In the field of armed conflicts the effort of Carter Centre’s International Negotiation Network (INN) to mediate one of the longest civil wars in African history between the government of the People’s Democratic Republic of Ethiopia (PDRE) and the Eritrean People’s Liberation Front (EPLF) in 1989 can be mentioned. Lead by the then president of USA, Carter, the two parties have made a partially successful two round meeting in Atlanta – USA and Nairobi – Kenya which ends with agreement on procedural matters. Mediation was tested in deadly conflicts of Bosnia and Rwanda

The above discussion makes clear the experience of different kinds of ADR in resolving international conflicts of different nature. Public disputes which would get a challenge in the domestic jurisdiction of ADR have been freely and fruitfully entertained in the international relations.

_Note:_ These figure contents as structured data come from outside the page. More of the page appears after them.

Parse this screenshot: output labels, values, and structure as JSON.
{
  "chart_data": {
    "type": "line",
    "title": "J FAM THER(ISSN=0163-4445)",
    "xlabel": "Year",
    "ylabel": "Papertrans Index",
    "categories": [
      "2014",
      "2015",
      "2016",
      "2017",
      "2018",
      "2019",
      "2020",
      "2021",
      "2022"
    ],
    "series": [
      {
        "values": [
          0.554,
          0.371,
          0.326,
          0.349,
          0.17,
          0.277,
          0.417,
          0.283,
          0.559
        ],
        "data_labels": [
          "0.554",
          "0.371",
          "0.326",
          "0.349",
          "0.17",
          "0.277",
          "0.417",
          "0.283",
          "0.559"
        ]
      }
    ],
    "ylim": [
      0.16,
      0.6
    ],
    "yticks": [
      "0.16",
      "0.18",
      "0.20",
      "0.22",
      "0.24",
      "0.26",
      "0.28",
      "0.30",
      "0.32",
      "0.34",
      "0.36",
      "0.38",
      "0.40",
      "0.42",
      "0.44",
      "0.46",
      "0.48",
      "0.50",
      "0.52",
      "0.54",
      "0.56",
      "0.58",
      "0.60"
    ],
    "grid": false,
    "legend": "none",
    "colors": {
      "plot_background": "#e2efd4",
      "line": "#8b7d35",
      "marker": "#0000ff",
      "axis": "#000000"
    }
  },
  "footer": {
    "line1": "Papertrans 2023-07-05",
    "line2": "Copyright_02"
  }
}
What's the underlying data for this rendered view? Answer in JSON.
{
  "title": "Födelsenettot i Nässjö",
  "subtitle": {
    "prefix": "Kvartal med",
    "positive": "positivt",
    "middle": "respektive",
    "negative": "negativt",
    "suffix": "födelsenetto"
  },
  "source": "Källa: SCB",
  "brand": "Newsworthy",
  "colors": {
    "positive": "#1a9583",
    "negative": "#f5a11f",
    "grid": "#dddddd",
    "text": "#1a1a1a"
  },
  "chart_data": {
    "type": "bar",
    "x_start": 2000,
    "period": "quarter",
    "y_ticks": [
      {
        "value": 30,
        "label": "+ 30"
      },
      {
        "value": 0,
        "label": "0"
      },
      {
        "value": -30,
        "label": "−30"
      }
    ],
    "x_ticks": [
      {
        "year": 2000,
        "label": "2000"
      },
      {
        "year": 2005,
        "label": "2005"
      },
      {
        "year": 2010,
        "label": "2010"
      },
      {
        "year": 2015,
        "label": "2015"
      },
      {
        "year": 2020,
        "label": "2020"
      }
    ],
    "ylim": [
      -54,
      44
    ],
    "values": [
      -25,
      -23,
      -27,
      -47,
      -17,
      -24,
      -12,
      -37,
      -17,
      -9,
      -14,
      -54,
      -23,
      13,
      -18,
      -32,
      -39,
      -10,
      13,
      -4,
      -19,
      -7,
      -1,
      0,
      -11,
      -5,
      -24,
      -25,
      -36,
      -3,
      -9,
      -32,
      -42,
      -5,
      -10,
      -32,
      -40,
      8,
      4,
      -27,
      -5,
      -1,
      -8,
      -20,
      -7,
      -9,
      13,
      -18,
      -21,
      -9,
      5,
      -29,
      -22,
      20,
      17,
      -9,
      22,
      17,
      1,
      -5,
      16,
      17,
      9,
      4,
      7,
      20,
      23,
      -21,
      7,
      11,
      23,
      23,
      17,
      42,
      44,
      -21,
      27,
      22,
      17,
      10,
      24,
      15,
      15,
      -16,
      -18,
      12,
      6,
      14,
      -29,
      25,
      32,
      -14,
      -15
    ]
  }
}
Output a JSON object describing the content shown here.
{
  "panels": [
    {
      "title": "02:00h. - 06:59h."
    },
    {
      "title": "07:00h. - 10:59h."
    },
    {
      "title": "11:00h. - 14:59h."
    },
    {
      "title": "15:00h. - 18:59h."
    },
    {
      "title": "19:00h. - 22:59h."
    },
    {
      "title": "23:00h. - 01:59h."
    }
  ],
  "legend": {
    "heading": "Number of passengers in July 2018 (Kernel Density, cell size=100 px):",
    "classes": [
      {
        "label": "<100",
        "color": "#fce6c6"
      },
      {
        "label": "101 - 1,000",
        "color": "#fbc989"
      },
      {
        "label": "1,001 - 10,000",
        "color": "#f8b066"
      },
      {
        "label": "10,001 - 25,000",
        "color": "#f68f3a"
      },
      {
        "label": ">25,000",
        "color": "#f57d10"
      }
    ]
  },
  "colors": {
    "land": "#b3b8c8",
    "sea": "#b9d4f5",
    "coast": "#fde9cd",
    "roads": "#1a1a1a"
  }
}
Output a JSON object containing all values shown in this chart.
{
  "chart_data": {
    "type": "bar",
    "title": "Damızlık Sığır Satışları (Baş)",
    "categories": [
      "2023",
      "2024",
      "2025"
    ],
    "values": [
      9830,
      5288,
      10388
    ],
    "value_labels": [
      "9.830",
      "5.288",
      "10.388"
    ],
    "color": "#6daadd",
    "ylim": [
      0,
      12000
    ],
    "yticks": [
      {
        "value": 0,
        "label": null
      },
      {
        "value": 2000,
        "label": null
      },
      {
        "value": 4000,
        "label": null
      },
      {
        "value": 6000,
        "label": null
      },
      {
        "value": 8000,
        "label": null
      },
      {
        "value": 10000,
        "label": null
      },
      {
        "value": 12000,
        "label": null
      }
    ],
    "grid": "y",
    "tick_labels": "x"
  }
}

Thus, we may say that it would be difficult to say that there are subject matters of a dispute in the international level which can’t be entertained by ADR.

In case of capacity of parties before international ADR, the same conclusion can be reached and say that as long as a party has a cause of action and as long as both of the disputants are consented, it would be the obligation of the panel or tribunal to enforce the interest of the parties. This is witnessed from the provisions of different international documents. In arbitration, a party's ability or obligation to arbitrate an international dispute arises from its consent as a signatory to a contract that contains an arbitration clause. Article 1 of the AAA's International Arbitration Rules provides that an international arbitration shall occur "where parties have agreed in writing to arbitrate disputes." The 1958 United Nations Convention on the Recognition and Enforcement of Foreign Arbitral Awards (New York Convention), the legal framework by which the international community has chosen to regulate the enforcement of arbitral agreements and awards, imparts a similar writing requirement.

The effort made above shows us that the limitation we have in domestic jurisdiction of ADR over public interest cases would not arise in international relation as most of the disputes between states are resolved by using ADR. In addition, public international law denies parties other than sovereign states and some international organization with the right to be a party before it. This will not happen in ADR as private individuals, private commercial and civic institutes, states and group interests are freely entertained before it.